Impact de la légalisation sur la consommation chez les adolescents
Une étude publiée en 2020 dans l’International Journal of Drug Policy a fourni des informations importantes concernant l’impact de la légalisation du cannabis sur les adolescents uruguayens. Selon cette étude, la légalisation n’a pas entraîné d’augmentation de la consommation de cannabis chez les jeunes du pays. En outre, il n’y a eu aucune augmentation de la perception de la disponibilité du cannabis parmi les élèves après la légalisation. Ces résultats semblent indiquer que l’approche réglementaire de l’État uruguayen en matière d’approvisionnement en cannabis a pu réduire l’impact de la légalisation sur la consommation chez les adolescents.

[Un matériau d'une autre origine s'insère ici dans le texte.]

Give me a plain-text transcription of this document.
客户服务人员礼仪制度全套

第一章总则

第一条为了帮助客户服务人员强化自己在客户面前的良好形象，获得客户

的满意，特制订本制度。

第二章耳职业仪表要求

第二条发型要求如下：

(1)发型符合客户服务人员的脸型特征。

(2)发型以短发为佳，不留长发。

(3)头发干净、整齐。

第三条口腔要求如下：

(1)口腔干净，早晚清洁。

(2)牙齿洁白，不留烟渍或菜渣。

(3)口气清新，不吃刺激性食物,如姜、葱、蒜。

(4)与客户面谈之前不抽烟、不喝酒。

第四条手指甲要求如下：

Pour conclure, l’Uruguay a été un pionnier dans la légalisation du cannabis pour adultes et a adopté un modèle unique qui a suscité à la fois l’admiration et les critiques. Malgré quelques inconvénients et défis, le pays a réussi à instaurer un marché légal du cannabis, avec des ventes réglementées en pharmacie, des Cannabis Clubs et des possibilités de culture individuelle. Les chiffres montrent un certain succès, mais la présence persistante d’un marché noir suggère que des ajustements pourraient être nécessaires pour améliorer l’efficacité de la réglementation. Quant à l’impact sur la consommation chez les adolescents, l’étude apporte des données suggérées, mais d’autres recherches sont nécessaires pour une évaluation complète des effets à plus long terme.